Walk-through: Dataset hosting on GIN

In this walkthrough, we will use DataLad Gooey to create a dataset, save it contents, and publish it to GIN (G-Node Infrastructure).

Prerequisites

In order to use GIN for hosting and sharing your datasets, you need to:

  • Register a GIN account;

  • add a personal access token to your GIN account (for creation of repositories with DataLad);

  • add an SSH key to your GIN account (for uploading annexed contents).

Follow the instructions on GIN to do so.

If you need to generate an SSH key pair and want to stay in the world of graphical interfaces, we recommend using PuTTYgen for this purpose. Your private key needs to be placed in the .ssh folder in your home directory for it to be picked up correctly.

Create a dataset

Let's assume that we are starting with an existing folder which already has some content, but is not yet a DataLad dataset. Let's open the DataLad Gooey and set a base directory to our folder, or its parent directory.

Our first operation is to to create a DataLad dataset. For this, right-click your folder and select Directory commandsCreate a dataset. This will populate the Command tab on the right with options for the selected command. The first value (Create at) is already populated, since we used right-click to issue the command. We leave Dataset with file annex checked (default), and Register in superdataset not set (default). In this example we want to configure our dataset to annex binary, but not text files. To do so, select text2git from the list of Configuration procedure(s) and click Add. Finally, check the OK if target directory not empty to enforce dataset creation out of a non-empty folder. With the options selected, click OK.

_images/created.png

Save the contents

Right-click the newly created dataset, and select Dataset commandsSave the state in a dataset. Parameters required for the Save command should appear in the Command tab. Fill in the Description of change (this is the commit message associated with the save). Leave all other fields default (note: Do not put files in annex is greyed out, not checked, i.e. it has no value). Here, we are saving all files at once, but if we wanted we could limit the save operation to selected files, or trigger it by clicking on a specific file. Once ready, click OK.

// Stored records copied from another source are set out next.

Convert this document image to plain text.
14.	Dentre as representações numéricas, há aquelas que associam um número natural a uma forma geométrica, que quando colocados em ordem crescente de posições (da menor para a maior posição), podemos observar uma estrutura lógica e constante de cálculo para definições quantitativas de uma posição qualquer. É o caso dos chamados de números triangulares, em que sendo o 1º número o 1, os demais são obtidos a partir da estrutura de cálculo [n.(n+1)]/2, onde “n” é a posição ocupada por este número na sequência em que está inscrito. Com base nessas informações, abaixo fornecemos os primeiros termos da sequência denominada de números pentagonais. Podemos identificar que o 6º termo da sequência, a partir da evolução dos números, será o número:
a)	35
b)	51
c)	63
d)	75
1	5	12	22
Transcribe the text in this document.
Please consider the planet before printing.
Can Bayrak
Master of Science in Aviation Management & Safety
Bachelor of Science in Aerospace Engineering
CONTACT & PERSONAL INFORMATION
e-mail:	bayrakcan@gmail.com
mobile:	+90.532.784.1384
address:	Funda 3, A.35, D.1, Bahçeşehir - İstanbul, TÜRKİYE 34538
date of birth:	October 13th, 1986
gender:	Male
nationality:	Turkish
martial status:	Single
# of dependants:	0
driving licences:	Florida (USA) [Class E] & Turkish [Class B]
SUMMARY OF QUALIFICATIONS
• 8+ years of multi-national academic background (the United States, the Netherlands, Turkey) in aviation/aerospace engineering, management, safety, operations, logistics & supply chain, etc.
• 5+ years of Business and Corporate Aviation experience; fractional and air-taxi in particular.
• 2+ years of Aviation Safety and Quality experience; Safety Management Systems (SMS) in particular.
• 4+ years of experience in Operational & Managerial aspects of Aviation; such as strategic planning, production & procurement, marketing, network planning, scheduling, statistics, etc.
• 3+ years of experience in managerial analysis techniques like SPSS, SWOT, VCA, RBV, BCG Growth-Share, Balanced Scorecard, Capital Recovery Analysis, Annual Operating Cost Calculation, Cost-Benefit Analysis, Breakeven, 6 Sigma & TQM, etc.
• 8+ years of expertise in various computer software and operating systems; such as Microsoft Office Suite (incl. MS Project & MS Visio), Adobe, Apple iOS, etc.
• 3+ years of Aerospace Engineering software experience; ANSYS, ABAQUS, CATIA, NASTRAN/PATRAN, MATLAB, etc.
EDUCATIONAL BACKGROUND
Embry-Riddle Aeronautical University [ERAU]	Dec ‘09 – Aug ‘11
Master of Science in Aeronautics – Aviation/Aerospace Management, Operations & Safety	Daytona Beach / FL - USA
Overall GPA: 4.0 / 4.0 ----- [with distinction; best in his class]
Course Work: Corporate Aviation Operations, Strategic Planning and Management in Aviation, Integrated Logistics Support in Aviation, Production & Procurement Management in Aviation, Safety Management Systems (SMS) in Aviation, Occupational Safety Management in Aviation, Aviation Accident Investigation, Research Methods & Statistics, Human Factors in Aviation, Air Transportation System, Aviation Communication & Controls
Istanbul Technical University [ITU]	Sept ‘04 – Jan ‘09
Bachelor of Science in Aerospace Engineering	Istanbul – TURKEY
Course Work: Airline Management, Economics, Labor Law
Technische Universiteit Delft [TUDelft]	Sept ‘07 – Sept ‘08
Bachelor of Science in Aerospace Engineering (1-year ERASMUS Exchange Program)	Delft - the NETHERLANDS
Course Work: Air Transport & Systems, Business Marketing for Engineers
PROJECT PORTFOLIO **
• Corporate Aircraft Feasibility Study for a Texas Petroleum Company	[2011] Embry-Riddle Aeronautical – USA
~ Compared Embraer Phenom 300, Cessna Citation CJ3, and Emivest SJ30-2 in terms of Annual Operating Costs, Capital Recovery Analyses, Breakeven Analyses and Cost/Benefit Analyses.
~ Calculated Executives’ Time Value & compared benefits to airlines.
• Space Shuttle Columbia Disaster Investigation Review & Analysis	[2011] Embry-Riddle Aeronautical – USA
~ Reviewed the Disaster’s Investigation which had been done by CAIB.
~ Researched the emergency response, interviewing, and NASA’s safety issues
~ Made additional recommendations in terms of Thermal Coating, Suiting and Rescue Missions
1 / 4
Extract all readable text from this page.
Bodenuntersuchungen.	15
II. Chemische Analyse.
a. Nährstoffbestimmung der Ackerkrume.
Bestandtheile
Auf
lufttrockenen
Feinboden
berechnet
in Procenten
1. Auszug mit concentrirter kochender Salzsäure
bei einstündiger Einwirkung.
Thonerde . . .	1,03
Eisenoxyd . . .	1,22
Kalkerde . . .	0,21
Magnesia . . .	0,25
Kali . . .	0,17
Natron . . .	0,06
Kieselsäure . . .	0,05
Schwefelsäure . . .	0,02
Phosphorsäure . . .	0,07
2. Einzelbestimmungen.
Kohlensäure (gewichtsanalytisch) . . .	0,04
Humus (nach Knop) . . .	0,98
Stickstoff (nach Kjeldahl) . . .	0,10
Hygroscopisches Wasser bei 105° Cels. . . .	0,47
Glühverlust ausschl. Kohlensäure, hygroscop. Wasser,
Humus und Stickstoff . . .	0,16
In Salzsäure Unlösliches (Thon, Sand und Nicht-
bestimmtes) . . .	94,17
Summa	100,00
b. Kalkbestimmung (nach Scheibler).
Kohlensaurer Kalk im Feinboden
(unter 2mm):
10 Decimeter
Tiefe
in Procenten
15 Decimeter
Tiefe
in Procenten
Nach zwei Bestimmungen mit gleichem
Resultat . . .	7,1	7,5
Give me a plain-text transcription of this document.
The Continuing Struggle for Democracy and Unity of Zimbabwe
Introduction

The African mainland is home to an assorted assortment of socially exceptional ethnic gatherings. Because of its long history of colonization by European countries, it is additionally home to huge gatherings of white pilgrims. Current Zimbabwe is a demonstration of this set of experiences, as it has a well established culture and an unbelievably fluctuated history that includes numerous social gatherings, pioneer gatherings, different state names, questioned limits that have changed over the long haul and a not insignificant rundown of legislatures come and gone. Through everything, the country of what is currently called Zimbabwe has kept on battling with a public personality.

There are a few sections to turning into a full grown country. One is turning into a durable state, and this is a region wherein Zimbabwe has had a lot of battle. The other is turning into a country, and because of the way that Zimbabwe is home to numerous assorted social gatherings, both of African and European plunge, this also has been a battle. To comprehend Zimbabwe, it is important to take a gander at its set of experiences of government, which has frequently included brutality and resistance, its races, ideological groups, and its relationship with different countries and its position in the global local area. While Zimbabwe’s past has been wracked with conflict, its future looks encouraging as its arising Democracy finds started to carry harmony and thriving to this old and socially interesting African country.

Note that after this operation, "untracked" files changed their state to "clean". Different from files, the dataset state is still "untracked", because it is not registered in any superdataset. Because we used the text2git configuration, only the PNG file changed its type to "annexed-file" in the screenshot below.

_images/saved.png

Create a GIN sibling

Creating a GIN sibling will create a new repository on GIN, and configure your dataset with its address. To perform this action, right-click your dataset, and select Dataset commandsCreate a GIN sibling. Fill in the New repository name on Gin (and, optionally, check the Make GIN repository private). You can leave all other options default.

In the Name of the credential to be used field, you can pick previously used credentials. If no value is given, and no previous credentials exist, the credentials will be save with website name (gin.g-node.org) by default.

Click OK.

At this point, a pop-up window will appear and you will be asked for a token. Paste the access token generated from GIN website, and click OK.

_images/created-sibling.png

Push to the GIN sibling

Right-click Dataset commandsPush data/updates to a sibling. The only thing you need to select is the value of To dataset sibling - this will be the sibling name from the step above. Leave other options default, and click OK.

_images/pushed.png

Retrieve the data from GIN

Finally we can confirm that our dataset can be obtained from GIN (possibly by other users who have access). Let's try making a clone in the same parent directory as our dataset, but under a different name. To do this, from the menu select DataLadClone a dataset. In the Clone from field, enter the dataset URL taken from GIN. Here, you can use either the HTTPS (for public repositories) or SSH (for private repositories) URL. Note that when using HTTPS, you need to remove the .git from the URL ending for proper interaction with GIN. Next, click the directory selection icon to the right of Clone into field, and use the directory picker to create and select a new directory named, for example, cloned-dataset. Afterwards, click OK.

To obtain the annexed contents in the cloned dataset, right click it in the file tree, select Dataset commandsGet content, and click OK. With other options kept default, this will download all annexed content in the dataset; if you wanted to obtain contents selectively, you could use the Limit to option. Alternatively, you could right-click individual files, and use File commandsGet content.